In München lebte Mercury seine Sexualität frei aus: Er feierte Partys und führte eine eheähnliche Beziehung mit dem Münchner Wirt Winnie Kirchberger, mit dem er auch die lokale Schwulenszene erkundete. Eine besondere Freundschaft verband den Künstler auch mit Schauspielerin Barbara Valentin, die zunächst als "Busenwunder" galt und später von Filmemacher Rainer Werner Fassbinder für Charakterrollen gecastet wurde. "Barbara Valentin war ein sehr wacher Zeitgeist" und sei für Mercury sozusagen ein 'Deutschland-Guide' gewesen, erklärt Bardola. "Valentin beschreibt ihn beim Essen wie ein Vögelchen. Er soll die Knödel zum Schweinsbraten als 'f*****g footballs' bezeichnet haben", so der Biograf weiter. "Einerseits war er sehr zurückhaltend beim Essen - er liebte Champagner und Kaviar -, andererseits hat er in München auch Bodybuilding gemacht.
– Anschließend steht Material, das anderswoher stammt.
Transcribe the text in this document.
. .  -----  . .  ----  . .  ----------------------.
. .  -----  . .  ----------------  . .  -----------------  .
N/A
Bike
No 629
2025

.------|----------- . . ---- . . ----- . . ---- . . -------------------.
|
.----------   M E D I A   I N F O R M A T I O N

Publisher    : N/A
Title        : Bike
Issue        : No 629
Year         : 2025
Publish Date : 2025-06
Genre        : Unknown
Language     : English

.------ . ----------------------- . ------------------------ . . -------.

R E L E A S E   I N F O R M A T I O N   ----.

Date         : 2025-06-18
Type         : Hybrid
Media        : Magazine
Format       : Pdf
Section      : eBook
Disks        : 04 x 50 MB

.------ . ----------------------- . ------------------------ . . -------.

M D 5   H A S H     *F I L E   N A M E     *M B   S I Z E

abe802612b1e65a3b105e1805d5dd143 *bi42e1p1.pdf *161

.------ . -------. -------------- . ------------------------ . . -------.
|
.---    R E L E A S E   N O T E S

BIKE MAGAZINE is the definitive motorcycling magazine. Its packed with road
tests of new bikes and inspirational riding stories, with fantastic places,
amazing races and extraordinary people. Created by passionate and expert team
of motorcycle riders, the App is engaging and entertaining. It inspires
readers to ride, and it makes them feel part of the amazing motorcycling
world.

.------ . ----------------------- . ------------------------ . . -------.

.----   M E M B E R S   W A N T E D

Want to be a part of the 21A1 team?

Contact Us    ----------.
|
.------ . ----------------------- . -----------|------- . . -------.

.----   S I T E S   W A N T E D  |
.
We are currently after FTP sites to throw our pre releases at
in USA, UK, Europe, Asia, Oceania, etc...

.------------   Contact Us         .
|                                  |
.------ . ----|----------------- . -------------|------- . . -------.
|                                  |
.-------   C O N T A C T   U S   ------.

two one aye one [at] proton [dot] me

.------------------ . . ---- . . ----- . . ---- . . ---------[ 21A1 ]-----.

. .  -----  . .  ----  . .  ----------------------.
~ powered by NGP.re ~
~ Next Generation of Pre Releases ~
Er wird muskulös und und kräftig und dazu braucht es schon auch mal eine Schweinshaxe und einen Knödel."
2020 benennt München eine Straße nach Mercury
Mit "Mercury in München" beleuchtet Nicola Bardola einen Zeitraum in Freddie Mercurys Leben, der bislang wenig ausführlich in den Biografien über den Queen-Sänger zur Sprache kam. Zudem interviewt Bardola Zeitzeugen, die sich bis dato noch nicht zur Wort gemeldet hatten: Mit Wolfgang Simon etwa kommt der Kameramann zu Wort, der die Queen-Videos zu "One Vision" und "Living On My Own" gedreht hat.
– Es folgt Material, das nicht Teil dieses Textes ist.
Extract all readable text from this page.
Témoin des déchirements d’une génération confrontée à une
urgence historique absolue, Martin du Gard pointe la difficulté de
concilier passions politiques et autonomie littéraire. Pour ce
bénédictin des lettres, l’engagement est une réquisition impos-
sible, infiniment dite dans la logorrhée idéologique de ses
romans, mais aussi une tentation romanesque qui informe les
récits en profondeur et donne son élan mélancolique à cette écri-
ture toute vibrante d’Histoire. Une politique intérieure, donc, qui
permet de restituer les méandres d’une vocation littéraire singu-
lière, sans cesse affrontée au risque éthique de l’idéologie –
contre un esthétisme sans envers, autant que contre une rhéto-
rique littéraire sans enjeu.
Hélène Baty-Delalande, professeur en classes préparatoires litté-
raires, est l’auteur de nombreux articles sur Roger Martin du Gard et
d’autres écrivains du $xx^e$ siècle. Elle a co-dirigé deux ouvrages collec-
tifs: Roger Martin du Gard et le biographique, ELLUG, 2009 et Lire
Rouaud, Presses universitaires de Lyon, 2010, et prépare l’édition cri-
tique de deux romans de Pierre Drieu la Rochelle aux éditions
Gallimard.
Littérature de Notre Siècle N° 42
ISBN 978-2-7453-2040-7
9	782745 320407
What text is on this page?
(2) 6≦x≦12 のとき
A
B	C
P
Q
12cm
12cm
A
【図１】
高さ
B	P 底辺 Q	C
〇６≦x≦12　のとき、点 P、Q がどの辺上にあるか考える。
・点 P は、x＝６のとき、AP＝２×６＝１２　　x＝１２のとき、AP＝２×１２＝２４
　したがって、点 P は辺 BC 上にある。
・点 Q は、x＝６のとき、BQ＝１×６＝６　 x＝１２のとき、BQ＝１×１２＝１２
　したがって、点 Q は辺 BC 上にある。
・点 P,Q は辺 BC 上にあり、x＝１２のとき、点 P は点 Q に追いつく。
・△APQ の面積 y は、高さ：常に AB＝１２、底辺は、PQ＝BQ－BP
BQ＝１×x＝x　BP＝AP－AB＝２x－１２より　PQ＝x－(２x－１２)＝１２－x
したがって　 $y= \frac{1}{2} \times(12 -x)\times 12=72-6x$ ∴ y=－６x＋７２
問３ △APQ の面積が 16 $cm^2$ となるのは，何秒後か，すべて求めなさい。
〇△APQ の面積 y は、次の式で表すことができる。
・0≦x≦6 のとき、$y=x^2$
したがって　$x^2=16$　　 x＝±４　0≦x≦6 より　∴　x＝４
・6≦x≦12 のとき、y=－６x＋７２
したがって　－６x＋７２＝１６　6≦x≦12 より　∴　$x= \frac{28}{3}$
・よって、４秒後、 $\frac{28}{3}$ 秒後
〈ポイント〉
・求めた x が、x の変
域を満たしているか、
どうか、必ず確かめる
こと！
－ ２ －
Letzteres entstand zum Teil während Mercurys 39. Geburtstagsparty, zu der er in die damalige Transbar "Old Mrs. Henderson" in München eingeladen hatte. Laut Bardola beschreiben Zeitzeugen die dekadente Feier als "ultimative Rock'n'Roll-Party und seinen [Mercurys] vorweggenommenen Abschied von München". Jahrelang war das Video wegen "dargestellter Promiskuität" verboten. Heutzutage wirkt es vielmehr wie ein wichtiges Zeitdokument, in dem wir Mercury sehen, wie er womöglich gerne gesehen werden wollte: lebensfroh, "flamboyant" und unvergleichlich.
2020 hat die Stadt München der Rock-Ikone ein Denkmal gesetzt: Mitten in München, im sogenannten "Kreativquartier" Neuhausen, trägt nun eine Straße seinen Namen. So bleibt er auch in München, wo er sechs Jahre lang zu Hause war, unvergessen.